Where UFC Undisputed 2010's Title Defense mode challenged you to remain undefeated as you were pitted against a maximum of 12 opponents, this year's is a grueling survival mode in which you're expected to compete in up to 100 championship (that is, five-round) fights back-to-back, and only a certain amount of damage is repaired between fights. Understandably, there's no option to save in Title Defense mode because that would make it too easy to complete. An unfortunate side effect of this is that to get anywhere near that 100th fight, you have to play for a long time. Five-minute rounds in UFC 3 actually last for about half that (the seconds count down more quickly than you'd expect in training sessions as well), but fights that go the distance still last around 15 minutes even if you skip through all of the TV-style presentation to speed things up. Most fights don't go the distance, of course, but even if you conservatively allow just five minutes per fight, you're looking at more than eight hours of uninterrupted play to make it to the end.

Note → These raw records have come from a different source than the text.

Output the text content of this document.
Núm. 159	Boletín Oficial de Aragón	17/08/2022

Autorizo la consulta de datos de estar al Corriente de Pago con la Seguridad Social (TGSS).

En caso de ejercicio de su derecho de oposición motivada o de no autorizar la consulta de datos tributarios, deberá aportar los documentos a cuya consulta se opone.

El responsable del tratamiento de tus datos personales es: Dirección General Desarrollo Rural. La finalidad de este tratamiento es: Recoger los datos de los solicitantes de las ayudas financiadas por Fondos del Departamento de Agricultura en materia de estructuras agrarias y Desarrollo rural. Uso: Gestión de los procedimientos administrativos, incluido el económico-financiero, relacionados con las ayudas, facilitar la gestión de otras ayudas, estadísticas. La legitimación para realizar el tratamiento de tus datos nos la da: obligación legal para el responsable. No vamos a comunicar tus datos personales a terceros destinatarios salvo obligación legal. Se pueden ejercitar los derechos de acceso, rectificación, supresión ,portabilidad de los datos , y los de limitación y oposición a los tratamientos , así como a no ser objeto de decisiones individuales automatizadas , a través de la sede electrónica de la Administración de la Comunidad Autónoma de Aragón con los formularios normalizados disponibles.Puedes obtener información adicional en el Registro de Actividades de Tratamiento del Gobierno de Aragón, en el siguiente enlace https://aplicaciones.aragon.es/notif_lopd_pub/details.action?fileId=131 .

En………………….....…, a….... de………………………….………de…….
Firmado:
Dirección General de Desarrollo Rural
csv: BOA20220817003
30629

Benefiting from a more thoughtful makeover in UFC 3 is the Ultimate Fights mode in which you get to either re-create or rewrite history depending on which fighter you choose to play as in some of UFC and Pride's most memorable fights. Rather than just being given a list of objectives to complete during each fight as in previous games, you're now prompted to complete specific goals as the fight progresses, and you're given a time limit for each. Essentially, you're asked to follow a script. It's an interesting way to play because it forces you to use techniques that you might ignore otherwise, and the archive videos that precede each fight offer welcome trips down memory lane.

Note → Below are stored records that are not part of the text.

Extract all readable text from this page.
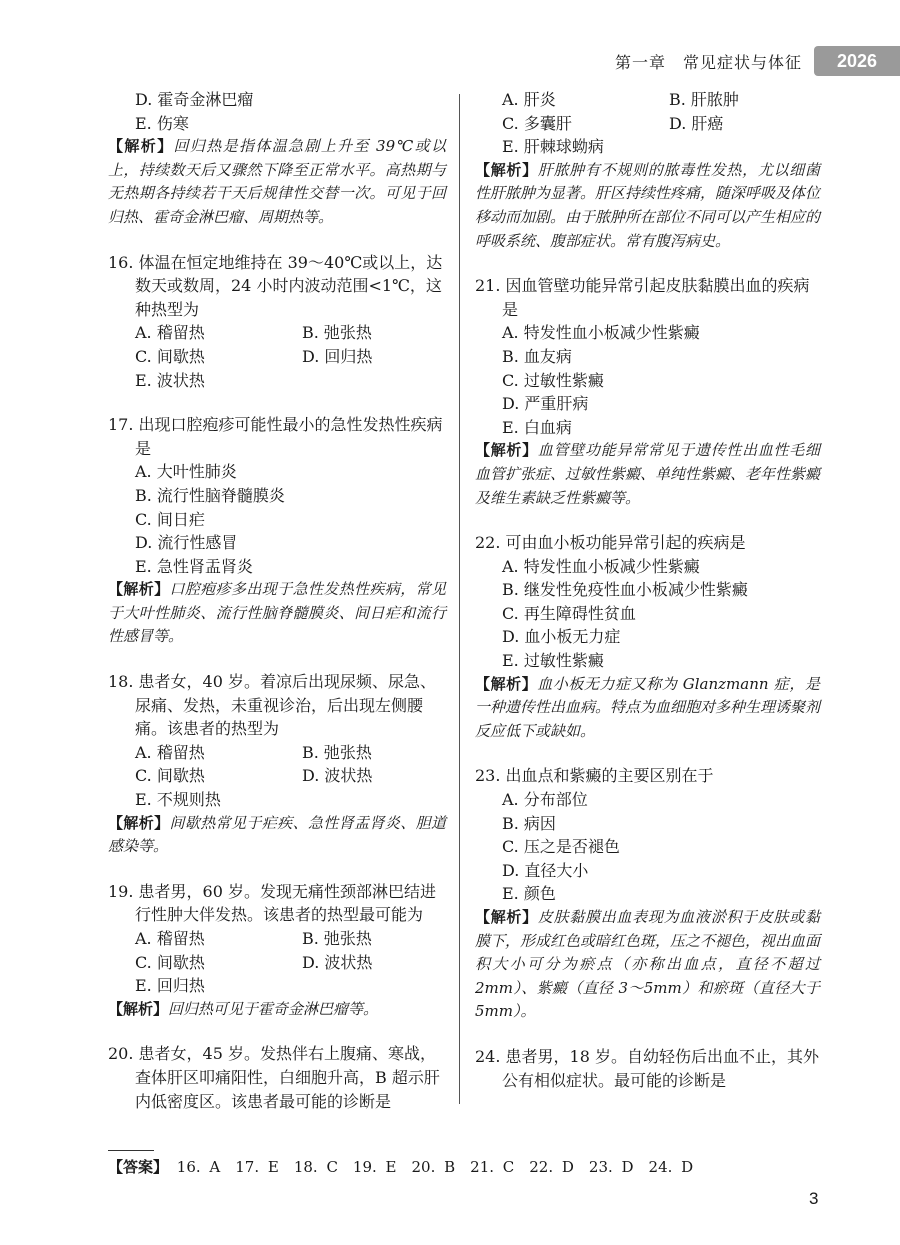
第一章　常见症状与体征	2026
D. 霍奇金淋巴瘤
E. 伤寒
【解析】回归热是指体温急剧上升至 39℃或以上，持续数天后又骤然下降至正常水平。高热期与无热期各持续若干天后规律性交替一次。可见于回归热、霍奇金淋巴瘤、周期热等。
16. 体温在恒定地维持在 39～40℃或以上，达数天或数周，24 小时内波动范围<1℃，这种热型为
A. 稽留热	B. 弛张热
C. 间歇热	D. 回归热
E. 波状热
17. 出现口腔疱疹可能性最小的急性发热性疾病是
A. 大叶性肺炎
B. 流行性脑脊髓膜炎
C. 间日疟
D. 流行性感冒
E. 急性肾盂肾炎
【解析】口腔疱疹多出现于急性发热性疾病，常见于大叶性肺炎、流行性脑脊髓膜炎、间日疟和流行性感冒等。
18. 患者女，40 岁。着凉后出现尿频、尿急、尿痛、发热，未重视诊治，后出现左侧腰痛。该患者的热型为
A. 稽留热	B. 弛张热
C. 间歇热	D. 波状热
E. 不规则热
【解析】间歇热常见于疟疾、急性肾盂肾炎、胆道感染等。
19. 患者男，60 岁。发现无痛性颈部淋巴结进行性肿大伴发热。该患者的热型最可能为
A. 稽留热	B. 弛张热
C. 间歇热	D. 波状热
E. 回归热
【解析】回归热可见于霍奇金淋巴瘤等。
20. 患者女，45 岁。发热伴右上腹痛、寒战，查体肝区叩痛阳性，白细胞升高，B 超示肝内低密度区。该患者最可能的诊断是
A. 肝炎	B. 肝脓肿
C. 多囊肝	D. 肝癌
E. 肝棘球蚴病
【解析】肝脓肿有不规则的脓毒性发热，尤以细菌性肝脓肿为显著。肝区持续性疼痛，随深呼吸及体位移动而加剧。由于脓肿所在部位不同可以产生相应的呼吸系统、腹部症状。常有腹泻病史。
21. 因血管壁功能异常引起皮肤黏膜出血的疾病是
A. 特发性血小板减少性紫癜
B. 血友病
C. 过敏性紫癜
D. 严重肝病
E. 白血病
【解析】血管壁功能异常常见于遗传性出血性毛细血管扩张症、过敏性紫癜、单纯性紫癜、老年性紫癜及维生素缺乏性紫癜等。
22. 可由血小板功能异常引起的疾病是
A. 特发性血小板减少性紫癜
B. 继发性免疫性血小板减少性紫癜
C. 再生障碍性贫血
D. 血小板无力症
E. 过敏性紫癜
【解析】血小板无力症又称为 Glanzmann 症，是一种遗传性出血病。特点为血细胞对多种生理诱聚剂反应低下或缺如。
23. 出血点和紫癜的主要区别在于
A. 分布部位
B. 病因
C. 压之是否褪色
D. 直径大小
E. 颜色
【解析】皮肤黏膜出血表现为血液淤积于皮肤或黏膜下，形成红色或暗红色斑，压之不褪色，视出血面积大小可分为瘀点（亦称出血点，直径不超过 2mm）、紫癜（直径 3～5mm）和瘀斑（直径大于 5mm）。
24. 患者男，18 岁。自幼轻伤后出血不止，其外公有相似症状。最可能的诊断是
【答案】 16. A　17. E　18. C　19. E　20. B　21. C　22. D　23. D　24. D
3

Whether you're re-creating UFC 113's Lyoto Machida vs. Shogun Rua matchup, taking on all comers online, or training before a big Career mode fight, UFC Undisputed 3 delivers with its slick presentation and its deep but accessible gameplay. Impressive impact animations ensure that every blow you land successfully feels like a triumph, and it's incredibly satisfying just to take an opponent to the ground or to cut him with an elbow, let alone score a KO. Making your successes even more satisfying is the new option to share your favorite moments (as well as custom logos and fighters) with other players online. At all times, UFC 3 keeps recordings of your last 50 rounds of fighting, and while the in-game editing tools are basic at best, it's possible to cut together good-looking highlight reels up to 60 seconds in length. Following an especially good fight you can even have the game assemble a highlight reel for you automatically, though this takes several minutes, and the results aren't always worth the wait. User ratings ensure that the best content bubbles to the surface, but you might be more inclined to check out highlight videos if you didn't have to download them in their entirety before watching them.
Like the best MMA fighters, UFC Undisputed 3 is well-rounded and impresses in a lot of different areas. It improves upon its predecessors at practically every opportunity and, for the moment, is the undisputed champion of MMA video games.